This post originated from an RSS feed registered with Java Buzz
by dion.
Original Post: Migrating data centers with zero downtime
Feed Title: techno.blog(Dion)
Feed URL: http://feeds.feedburner.com/dion
Feed Description: blogging about life the universe and everything tech
Last week I had to move a live heavily trafficed web application from a data center in south america, to a top class offering at Contegix.
I can't say enough for the guys at Contegix. Normally I never look forward to talking to "the hosting guys", but ever since we have worked with Mathew Porter and his team, it has become a pleasure. They really go above and beyond.

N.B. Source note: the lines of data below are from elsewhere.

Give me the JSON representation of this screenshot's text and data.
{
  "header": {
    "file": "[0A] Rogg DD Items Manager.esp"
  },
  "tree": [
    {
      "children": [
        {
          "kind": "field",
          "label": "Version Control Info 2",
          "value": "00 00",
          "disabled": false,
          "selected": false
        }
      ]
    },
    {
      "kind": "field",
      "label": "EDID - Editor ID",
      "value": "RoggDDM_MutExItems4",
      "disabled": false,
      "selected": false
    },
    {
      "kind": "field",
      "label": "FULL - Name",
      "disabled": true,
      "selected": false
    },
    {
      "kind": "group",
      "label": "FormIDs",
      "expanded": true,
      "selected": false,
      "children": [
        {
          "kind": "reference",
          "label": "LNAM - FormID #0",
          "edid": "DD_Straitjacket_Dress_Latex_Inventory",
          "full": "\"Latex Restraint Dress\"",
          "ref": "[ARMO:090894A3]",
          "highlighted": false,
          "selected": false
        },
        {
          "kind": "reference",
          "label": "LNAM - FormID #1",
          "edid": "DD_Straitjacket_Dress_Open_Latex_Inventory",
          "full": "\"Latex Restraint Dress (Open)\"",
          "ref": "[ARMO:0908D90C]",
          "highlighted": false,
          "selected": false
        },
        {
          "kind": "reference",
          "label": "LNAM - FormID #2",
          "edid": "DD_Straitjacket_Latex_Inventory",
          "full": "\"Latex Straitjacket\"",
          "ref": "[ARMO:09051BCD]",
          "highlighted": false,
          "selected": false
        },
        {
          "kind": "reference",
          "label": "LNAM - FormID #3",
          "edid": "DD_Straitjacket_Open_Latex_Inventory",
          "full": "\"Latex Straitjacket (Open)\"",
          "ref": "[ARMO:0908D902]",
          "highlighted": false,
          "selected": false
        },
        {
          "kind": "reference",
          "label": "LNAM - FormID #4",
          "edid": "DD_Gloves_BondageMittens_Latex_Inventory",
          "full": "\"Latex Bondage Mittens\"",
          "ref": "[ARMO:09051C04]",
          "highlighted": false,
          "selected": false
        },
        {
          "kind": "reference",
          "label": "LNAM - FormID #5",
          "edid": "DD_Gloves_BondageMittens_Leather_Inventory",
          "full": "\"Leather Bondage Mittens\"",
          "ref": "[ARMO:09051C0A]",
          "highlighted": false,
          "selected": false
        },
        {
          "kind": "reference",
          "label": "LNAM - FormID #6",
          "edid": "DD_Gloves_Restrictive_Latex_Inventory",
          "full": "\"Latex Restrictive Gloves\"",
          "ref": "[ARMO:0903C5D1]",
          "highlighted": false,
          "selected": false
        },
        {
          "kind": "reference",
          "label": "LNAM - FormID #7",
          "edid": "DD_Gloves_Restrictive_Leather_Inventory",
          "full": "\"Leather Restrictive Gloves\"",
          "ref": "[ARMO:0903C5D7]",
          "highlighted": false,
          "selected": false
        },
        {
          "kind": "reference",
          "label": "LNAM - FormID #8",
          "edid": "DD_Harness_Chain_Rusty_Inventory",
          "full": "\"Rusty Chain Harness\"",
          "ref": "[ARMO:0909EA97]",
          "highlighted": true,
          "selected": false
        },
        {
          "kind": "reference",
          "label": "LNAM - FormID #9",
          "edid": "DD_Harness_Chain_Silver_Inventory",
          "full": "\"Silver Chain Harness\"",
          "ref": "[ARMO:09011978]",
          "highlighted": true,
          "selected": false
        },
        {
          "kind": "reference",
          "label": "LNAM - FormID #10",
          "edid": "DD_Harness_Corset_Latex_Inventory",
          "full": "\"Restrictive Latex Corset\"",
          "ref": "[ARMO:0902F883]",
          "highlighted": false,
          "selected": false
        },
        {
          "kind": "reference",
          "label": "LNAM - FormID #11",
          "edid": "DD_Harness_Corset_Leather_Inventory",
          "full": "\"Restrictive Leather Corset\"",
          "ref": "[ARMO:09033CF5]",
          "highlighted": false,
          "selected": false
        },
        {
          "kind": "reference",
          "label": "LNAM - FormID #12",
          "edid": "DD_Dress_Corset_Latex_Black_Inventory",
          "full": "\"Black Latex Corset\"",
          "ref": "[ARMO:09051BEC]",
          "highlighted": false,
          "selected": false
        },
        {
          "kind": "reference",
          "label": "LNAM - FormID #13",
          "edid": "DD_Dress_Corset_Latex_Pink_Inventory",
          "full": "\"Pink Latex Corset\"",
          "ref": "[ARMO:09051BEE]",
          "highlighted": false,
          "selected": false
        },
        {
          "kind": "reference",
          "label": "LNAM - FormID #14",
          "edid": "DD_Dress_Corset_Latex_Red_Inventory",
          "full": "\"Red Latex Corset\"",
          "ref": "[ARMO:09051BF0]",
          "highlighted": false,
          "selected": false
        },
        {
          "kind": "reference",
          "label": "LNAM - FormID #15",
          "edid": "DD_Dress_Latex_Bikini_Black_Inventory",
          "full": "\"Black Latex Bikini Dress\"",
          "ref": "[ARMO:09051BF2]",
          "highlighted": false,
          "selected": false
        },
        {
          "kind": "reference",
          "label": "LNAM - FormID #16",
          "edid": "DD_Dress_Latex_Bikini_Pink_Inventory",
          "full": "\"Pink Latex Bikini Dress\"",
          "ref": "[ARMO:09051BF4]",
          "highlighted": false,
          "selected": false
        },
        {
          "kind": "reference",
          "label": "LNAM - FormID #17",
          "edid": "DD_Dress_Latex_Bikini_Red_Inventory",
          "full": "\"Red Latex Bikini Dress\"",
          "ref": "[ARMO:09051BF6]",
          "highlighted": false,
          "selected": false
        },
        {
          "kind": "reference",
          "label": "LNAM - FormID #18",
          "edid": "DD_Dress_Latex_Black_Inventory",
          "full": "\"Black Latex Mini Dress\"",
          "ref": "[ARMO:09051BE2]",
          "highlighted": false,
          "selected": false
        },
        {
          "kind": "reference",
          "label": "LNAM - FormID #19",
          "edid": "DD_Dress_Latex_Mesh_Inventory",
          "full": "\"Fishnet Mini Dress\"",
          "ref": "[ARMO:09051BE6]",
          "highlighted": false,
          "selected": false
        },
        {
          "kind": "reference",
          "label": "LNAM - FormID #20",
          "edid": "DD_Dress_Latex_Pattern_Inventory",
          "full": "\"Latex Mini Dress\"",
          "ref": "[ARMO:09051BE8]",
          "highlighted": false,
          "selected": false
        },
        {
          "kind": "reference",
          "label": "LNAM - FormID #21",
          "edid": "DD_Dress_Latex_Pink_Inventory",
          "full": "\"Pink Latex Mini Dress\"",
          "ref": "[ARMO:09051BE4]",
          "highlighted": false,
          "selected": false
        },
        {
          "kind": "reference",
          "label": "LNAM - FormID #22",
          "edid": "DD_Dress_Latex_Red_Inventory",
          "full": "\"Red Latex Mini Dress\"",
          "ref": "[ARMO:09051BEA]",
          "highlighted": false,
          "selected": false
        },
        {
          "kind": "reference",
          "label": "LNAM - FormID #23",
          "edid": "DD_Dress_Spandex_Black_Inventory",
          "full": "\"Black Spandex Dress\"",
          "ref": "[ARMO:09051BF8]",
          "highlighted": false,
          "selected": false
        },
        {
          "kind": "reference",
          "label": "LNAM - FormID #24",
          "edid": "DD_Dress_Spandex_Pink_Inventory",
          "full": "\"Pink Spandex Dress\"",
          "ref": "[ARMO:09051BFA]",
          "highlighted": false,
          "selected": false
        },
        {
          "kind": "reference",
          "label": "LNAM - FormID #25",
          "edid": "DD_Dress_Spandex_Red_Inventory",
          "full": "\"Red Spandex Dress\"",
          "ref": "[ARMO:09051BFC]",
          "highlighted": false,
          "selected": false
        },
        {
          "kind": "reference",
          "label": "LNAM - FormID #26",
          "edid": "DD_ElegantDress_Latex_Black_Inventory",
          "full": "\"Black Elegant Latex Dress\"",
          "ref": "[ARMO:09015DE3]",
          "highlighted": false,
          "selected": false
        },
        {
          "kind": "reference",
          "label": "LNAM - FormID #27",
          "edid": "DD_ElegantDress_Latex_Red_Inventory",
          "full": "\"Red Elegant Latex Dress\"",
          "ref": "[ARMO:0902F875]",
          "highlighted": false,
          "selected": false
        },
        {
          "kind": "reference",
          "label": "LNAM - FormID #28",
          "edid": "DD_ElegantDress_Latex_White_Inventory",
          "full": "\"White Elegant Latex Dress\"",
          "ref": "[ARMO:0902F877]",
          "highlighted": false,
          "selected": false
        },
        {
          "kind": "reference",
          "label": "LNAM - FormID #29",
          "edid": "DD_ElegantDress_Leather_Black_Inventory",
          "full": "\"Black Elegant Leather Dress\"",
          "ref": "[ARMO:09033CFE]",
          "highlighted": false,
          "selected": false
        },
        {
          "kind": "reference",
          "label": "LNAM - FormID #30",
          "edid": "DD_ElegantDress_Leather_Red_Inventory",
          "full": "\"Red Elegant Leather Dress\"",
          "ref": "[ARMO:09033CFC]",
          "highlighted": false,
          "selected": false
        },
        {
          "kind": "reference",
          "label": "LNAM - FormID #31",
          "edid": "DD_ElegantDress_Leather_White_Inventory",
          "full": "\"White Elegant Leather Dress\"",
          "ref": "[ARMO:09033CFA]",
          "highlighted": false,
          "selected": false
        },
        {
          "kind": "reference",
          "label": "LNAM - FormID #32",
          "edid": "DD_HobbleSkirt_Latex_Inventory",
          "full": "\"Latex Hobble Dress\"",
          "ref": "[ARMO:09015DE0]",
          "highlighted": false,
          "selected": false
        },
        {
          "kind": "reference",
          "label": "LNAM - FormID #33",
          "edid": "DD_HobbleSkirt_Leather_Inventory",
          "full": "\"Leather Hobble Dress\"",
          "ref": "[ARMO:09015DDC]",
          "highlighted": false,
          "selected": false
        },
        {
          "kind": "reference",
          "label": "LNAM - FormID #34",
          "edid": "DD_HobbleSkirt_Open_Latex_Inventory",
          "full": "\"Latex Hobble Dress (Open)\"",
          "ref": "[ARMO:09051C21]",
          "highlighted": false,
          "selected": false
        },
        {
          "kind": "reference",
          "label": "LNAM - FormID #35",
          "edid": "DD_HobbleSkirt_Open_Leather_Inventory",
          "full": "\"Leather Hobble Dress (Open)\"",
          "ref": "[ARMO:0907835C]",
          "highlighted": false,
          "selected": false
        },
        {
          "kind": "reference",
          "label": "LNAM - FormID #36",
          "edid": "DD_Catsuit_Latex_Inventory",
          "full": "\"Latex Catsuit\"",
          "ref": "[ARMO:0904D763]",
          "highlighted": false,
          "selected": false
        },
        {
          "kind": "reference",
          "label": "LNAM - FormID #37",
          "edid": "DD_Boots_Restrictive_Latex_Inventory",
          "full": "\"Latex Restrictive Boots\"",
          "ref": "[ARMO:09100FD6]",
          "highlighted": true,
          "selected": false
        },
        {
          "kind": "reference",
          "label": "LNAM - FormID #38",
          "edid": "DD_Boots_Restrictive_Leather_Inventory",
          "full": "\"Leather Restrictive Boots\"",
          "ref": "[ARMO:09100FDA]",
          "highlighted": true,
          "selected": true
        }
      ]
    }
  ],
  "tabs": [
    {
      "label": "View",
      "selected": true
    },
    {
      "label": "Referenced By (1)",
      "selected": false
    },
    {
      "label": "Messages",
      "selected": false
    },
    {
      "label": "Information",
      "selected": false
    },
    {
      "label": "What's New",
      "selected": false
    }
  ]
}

Anyway, back to the move. Some of you will probably think that this is a no-brainer, but a few too many people were talking about sitting there doing the DNS switch and "waiting for people to migrate over" so I thought I would put up our process for moving. Note that we will use the term "old server" to mean the soon-to-be old server, and the "new server" to be the soon to be live and current server :)
High level process
Get the app running on the old and new boxes
Configure the old server for redirect mode
Configure the new server for live mode
Do the switch
Watch and see
Get it running
Of course, the first step was to have migrated the application to the new machine, and run the battery of tests to make sure all is well.
Part of this will involve a test plan of things to check off.
You will also probably want to setup your /etc/hosts file to point to the new machine to do some testing to make sure that there are not any URL gliches "it worked as foo.test.com but not when it was live at foo.com!".
Redirect Mode
The magic is simple. At some point you need to tell DNS that your server is actually at a new location. We all know that it can take roughly up to 24 hours or so for this to propogate through the internet. There are some tricks such as taking the TTL down a notch (and making sure that gets through a cycle), but it will still take time for the full propogation.
You only want people going to ONE machine though, and as soon as you flip the switch, you want it to be the new machine.
For this to happen, you simply make sure that anyone finding their way to the old machine gets proxied through to the correct place. You can't just tell them "hey go here" unless you want to redirect them to an IP address, and that would only work if your server as the only guy on that IP, and that nothing had a domain in it, and that it didn't have a domain piece.
In our case, our app relies a lot on the URL coming in to do different things (respond with different applications).
Anyway, to do the proxy thing, we simply go through each virtual host in our httpd.conf, put an entry in the /etc/hosts of the old machine to point to the new machine, and proxy over with mod_proxy:
RewriteEngine on
RewriteRule ^/(.*)$ http://foo.com/$1 [P]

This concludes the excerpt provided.